3- Destek tedavisi; Beyin tümörlerinin birleşik tedavilerinde uygulanır. Destek tedavisi, tümör odakları çevresindeki ödemi ve tümörün kütle etkisi sonucunda gelişen kafaiçi basınç artışını denetlemeye yöneliktir. Tıkayıcı temelde gelişen iç hidrosefali ve çırpınma nöbetleri de aynı etkiye bağlanabilir. Önerilen tedaviler tıbbi ve/ya da cerrahidir. Tıbbi tedavide kortikosteroit grubu ilaçlar, sıvı yitirtici ozmotik ajanlar ve idrar söktürücüler kullanılır.
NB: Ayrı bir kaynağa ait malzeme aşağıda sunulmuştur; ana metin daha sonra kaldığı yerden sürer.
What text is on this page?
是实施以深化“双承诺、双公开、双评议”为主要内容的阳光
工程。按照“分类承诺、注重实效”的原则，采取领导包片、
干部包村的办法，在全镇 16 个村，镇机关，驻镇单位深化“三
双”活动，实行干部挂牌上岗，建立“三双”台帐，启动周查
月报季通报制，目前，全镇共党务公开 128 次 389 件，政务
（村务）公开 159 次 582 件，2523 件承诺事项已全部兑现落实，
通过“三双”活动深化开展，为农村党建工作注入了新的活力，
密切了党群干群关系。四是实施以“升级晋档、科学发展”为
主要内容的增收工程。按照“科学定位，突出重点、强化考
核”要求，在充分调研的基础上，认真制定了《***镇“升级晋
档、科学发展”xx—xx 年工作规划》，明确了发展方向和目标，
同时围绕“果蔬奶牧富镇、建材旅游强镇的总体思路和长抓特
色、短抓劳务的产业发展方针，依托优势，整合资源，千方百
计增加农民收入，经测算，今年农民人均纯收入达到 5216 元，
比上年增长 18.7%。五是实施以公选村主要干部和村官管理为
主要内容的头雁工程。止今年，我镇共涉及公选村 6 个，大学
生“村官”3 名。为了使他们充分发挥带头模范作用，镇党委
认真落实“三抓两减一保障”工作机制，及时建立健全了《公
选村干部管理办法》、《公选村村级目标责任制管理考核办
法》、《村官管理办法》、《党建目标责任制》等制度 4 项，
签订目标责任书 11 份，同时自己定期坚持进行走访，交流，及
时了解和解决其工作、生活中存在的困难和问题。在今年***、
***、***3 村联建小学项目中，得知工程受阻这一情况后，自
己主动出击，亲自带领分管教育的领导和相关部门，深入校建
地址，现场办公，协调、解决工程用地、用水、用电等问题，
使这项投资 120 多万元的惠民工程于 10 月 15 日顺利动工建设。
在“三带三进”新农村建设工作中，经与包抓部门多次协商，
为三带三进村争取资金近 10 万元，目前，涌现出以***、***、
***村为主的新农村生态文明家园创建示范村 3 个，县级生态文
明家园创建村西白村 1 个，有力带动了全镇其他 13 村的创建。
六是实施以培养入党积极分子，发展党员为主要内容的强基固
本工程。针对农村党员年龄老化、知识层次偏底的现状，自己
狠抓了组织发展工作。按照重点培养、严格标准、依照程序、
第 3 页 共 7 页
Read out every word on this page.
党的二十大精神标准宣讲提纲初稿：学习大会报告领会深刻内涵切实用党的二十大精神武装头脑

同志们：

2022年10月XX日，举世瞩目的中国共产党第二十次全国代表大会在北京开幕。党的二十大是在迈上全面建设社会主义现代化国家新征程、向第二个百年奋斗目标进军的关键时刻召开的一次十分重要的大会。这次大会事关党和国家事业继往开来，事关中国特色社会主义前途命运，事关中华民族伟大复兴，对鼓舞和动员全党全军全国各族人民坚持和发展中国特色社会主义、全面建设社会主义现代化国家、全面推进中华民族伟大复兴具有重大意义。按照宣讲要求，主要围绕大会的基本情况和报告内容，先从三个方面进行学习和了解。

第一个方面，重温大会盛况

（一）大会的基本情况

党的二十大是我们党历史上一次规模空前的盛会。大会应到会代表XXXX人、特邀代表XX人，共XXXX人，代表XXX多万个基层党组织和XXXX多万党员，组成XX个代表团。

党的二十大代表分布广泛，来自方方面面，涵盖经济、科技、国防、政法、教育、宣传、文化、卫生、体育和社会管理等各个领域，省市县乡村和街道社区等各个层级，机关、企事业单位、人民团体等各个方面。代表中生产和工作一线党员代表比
4- Rehabilitasyon tedavisi; Beyin tümörü olgularının genel tedavisinde oldukça önemli bir yeri vardır. Birleşik tedavilerle beklenen yaşam süresi uzatılabilir; ama hastanın yaşamını olabildiğince rahatlatmak da gerekir. Tümörün neden olduğu ve cerrahi girişim sonucu oluşan lezyonlara bağlı eksiklikler çok şiddetli ve yaşamı tehdit edici olabilir. Uygun rehabilitasyon tedavileri ile, birçok eksiklik kısmen ya da bütünüyle iyileştirilebilir. Sonuçta zihinsel ya da hareketlerle ilgili yeteneklerde yeterli bir iyileşme elde edilebilir.
GİDİŞAT (PROGNOZ)
İyi huylu beyin tümörlerinin gidişi çoğunlukla iyi olduğu bilinmekle beraber beklenen yaşam süreci her zaman belirgin değildir. Kötü huylu gliyomlarda, cerrahi ve ışın tedavisindeki gelişmelere, yeni kemoterapik ilaçların kullanımına ve birleşik tedavilere karşın, sürecin sonu kötüdür; bu olgular en geç iki yıl içinde ölümle sonlanır. Tek başına cerrahi tedavi 3-6 aylık bir yaşam süresi sağlar, ışın tedavisinin eklenmesi süreyi 3-4 ay daha uzatır; bu iki tedaviye ilaç tedavisinin eklenmesiyle gerçekleşen üçlü tedavi ortalama yaşam süresini 12 ay ya da daha çok uzatabilir. Kötü huylu gliyom olgularında birinci yılın sonunda hastaların yalnızca yüzde 20'si; 24′üncü ayın sonunda ise yalnızca yüzde 10′u yaşar. Gelecekte yeni yöntemlerin bulunması ve/ya da var olanların geliştirilmesiyle daha iyi sonuçlar elde edilmesi umulmaktadır. Medulloblastom gibi tümörlerde ise, tedavi sonuçlarının değerlendirilmesi, hastanın zaman içinde uzun süre kontrol altında tutulmasını gerektirir. Çünkü tümörün yeniden alevlenmesi ve yayılım odakları uzun dönemde, örneğin ilk uygulanan tedaviden 7-10 yıl sonra, ortaya çıkabilir. Medulloblastom olgularında, tedavi girişimlerine karşın, hasta 2 yaşından küçükse, tümör beyin sapını tutmuşsa ve tümörün alınması kısmiyse hastalığın beklenen gidişi kötüdür. Günümüzde kullanılan birleşik tedavi yöntemleri olguların yaklaşık yüzde 60′ında 5 yıllık bir yaşam süresi sağlar. Tedavinin etkisini klinik düzeyde değerlendirmek zordur. Birçok sinirsel yetenek yitimi kalıcıdır, tümör iyileşse bile bunlar geçmez. Hastanın kötüleşmesi tümörün yeniden gelişmeye başlamasına değil, ışın tedavisi sonrası ortaya çıkan ödem ya da hidrosefaliye (beyin karıncıklarında aşırı beyin-omurilik sıvısı birikmesi) bağlıdır. Tedavinin etkisini değerlendirmede en iyi ölçüt, beklenen yaşam süresidir. Son on yılda anestezi ve cerrahi tekniklerindeki iyileşmeye, bazı ışın tedavisi araçlarının kusursuzlaşmasına ve tümör gelişmesini önleyici yeni ve etkili ilaçların bulunmasına karşın, kötü huylu beyin tümörlerinde beklenen yaşam süresi, ne yazık ki, uzatılamamıştır.